AI use inside big companies keeps rising while oversight over how employees are making use of AI is lagging. Lithuanian-based startup nexos.ai, founded by the creators of Nord Security, pitches a single control layer that unites a developer AI Gateway with a secure AI Workspace for employees. The core idea is to standardize model access, apply policy at the platform edge, export full interaction logs into a company’s security and identity management systems, and keep model spend predictable that finance can track. The goal is to replace scattered AI tools with a unified interface that brings policy, visibility, and flexible access controls to leading models.
Coming from a Deep Bench in Enterprise Security
The solution comes in multiple parts. Developers route traffic through an AI Gateway that centralizes model access, routing, policy, and spend controls. Employees use the Workspace for governed chat and reusable agents. Both surfaces feed auditable logs back to the customer’s security tooling. In practice, a product manager could build an agent that calls two model families with PII redaction, while security reviews each interaction in one dashboard. The founders say model neutrality matters so teams can swap providers as performance or cost shifts without rebuilding the control plane.

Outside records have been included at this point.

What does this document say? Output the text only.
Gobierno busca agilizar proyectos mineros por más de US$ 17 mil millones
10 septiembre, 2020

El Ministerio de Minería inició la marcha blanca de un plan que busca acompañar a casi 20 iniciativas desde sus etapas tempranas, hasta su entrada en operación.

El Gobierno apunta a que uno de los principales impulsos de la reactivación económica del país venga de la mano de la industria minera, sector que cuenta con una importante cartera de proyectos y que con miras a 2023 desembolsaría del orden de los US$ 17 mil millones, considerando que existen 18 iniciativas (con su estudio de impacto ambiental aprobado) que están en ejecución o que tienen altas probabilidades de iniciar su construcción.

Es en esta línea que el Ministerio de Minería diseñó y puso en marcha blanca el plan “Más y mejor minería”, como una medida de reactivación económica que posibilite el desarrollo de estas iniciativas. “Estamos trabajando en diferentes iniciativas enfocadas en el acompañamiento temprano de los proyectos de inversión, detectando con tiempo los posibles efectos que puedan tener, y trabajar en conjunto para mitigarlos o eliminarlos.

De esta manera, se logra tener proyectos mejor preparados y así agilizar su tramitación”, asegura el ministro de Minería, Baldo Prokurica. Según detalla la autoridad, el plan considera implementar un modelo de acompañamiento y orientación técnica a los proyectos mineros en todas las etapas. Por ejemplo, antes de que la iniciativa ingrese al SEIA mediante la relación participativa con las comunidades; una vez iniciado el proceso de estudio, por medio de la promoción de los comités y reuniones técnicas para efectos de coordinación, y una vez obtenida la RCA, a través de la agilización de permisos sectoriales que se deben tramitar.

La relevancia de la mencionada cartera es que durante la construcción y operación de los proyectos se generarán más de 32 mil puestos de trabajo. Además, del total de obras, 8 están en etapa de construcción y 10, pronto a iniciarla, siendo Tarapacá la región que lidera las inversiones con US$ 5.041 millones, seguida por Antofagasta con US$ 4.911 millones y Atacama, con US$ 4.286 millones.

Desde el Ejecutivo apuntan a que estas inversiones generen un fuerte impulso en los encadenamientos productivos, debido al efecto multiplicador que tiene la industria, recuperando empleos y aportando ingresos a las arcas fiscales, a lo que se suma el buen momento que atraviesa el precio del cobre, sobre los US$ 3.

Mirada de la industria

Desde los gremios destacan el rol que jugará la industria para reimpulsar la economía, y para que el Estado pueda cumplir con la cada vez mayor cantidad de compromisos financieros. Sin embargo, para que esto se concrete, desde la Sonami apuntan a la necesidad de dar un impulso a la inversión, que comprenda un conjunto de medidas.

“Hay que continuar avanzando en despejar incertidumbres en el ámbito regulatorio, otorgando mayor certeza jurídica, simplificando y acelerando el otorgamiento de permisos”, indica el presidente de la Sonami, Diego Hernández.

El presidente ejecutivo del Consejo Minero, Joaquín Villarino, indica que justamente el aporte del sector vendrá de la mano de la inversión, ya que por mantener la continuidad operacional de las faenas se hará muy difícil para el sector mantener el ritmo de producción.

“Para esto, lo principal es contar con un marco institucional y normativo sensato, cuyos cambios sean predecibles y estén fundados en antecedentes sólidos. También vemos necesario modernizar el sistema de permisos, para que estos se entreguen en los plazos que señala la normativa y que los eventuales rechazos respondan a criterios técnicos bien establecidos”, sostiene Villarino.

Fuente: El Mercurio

Chief Commercial Officer Justas Morkunas stresses the importance of observability in the AI system. “Whatever happens within the Nexus, we are logging everything, we are sending to your security, so companies can control the stuff that happens within the AI.”
The company was founded by the creators of Nord Security. Same co-founders, but new startup with its own funding, team, and ownership. That separation enables a fast route to market and accelerated capital plan that is optimized for the hyper pace of the AI markets.
Morkunas describes the origin of the company as a response to internal sprawl that is increasingly happening with ad-hoc and piecemeal use of AI in the enterprise. Teams are using a hodge podge of APIs with the result that costs spiked, and no one could describe who sent what where.
The products started with the Gateway. Market feedback pushed the company to add a Workspace within weeks so buyers could roll out governed, ready-to-use experiences rather than assemble toolkits. “We started building in January 2025, and just a few months later we had evolved to add a workspace,” shared Morkunas.
First customer wins arrived fast. “By June, we closed the first customer from FinTech.” Seed funding also came early to put the company “on the map,” with a $30 million Series A and rapid hiring with a heavy bias toward R&D. The company already has around 100 employees “So we did the Series A… 30 million… And at this moment, we’re already 100 people in the Nexus.”
The company is also building out partnerships that serve the security narrative the team wants customers to see. “A week ago, we announced a partnership with CrowdStrike.” CrowdStrike, for its part, has been expanding an AI security ecosystem that reaches into purpose-built AI clouds and NVIDIA’s stack, a signal that buyers can expect deeper integrations across AI infrastructure and security controls.
Why the Timing is Right for an Enterprise Focus
The ideal customer profile is focused on industries that require controls over their AI usage. These organizations face a wave of tooling, inconsistent policies across model providers, and cost spikes from uncontrolled usage. Morkunas points to a board-level shift from curiosity to return. “We were thinking that for at least the upcoming two years, we’ll have a gap that nobody’s expecting ROI from AI. But it changed very quickly,” explains Morkunas, “Everybody switched very quickly to ‘green money’ that needs to show real return. We’re selling straight to the top in the organization.”
At that level of enterprise engagement, the sales approach runs through analyst stages and board materials as much as developer communities. Buyers want speed with control, and they want evidence in the form of logs, policies, and cost discipline, not pilots that drift.
The enterprise AI market is facing an increasingly crowded field, mapped to two buyer conversations. First are bottom-up developer- and user-led approaches that start with individual groups experimenting and implementing point solutions. This can lead to rapid iteration but also chaotic and uncontrollable systems.
On the other hand, driving from a top-down approach can accomplish whole-organization coordination, cost management, and more strategic alignment to business imperatives. At this level, companies like Salesforce, Microsoft, SAP, Oracle, and others are aiming to get executive-level attention.
Morkunas places nexos.ai across both layers and argues consolidation reduces governance debt. “Our aim is to tell the companies that we can reach the organization horizontally to meet 60-70% of the organization’s AI needs.”
Many vendors can ship a demo. Few can repeat wins across conservative buyers at scale. Morkunas keeps returning to go-to-market mechanics. “It’s all about distribution… You want to win the hearts of the enterprises.” He expects the channel to matter once direct playbooks harden. “If you just go and say, ‘Please push my product to the market,’ it doesn’t work.”
Headquartered in Vilnius, Lithuania, and backed by Evantic Capital, Index Ventures, Creandum, Dig Ventures and angels including Olivier Pomel of Datadog, Sebastian Siemiatkowski of Klarna through Flat Capital, Ilkka Paananen of Supercell, and Avishai Abrahami of Wix.com , nexos.ai is showing that the market is wide open for competition from focused teams who know the problems they need to solve.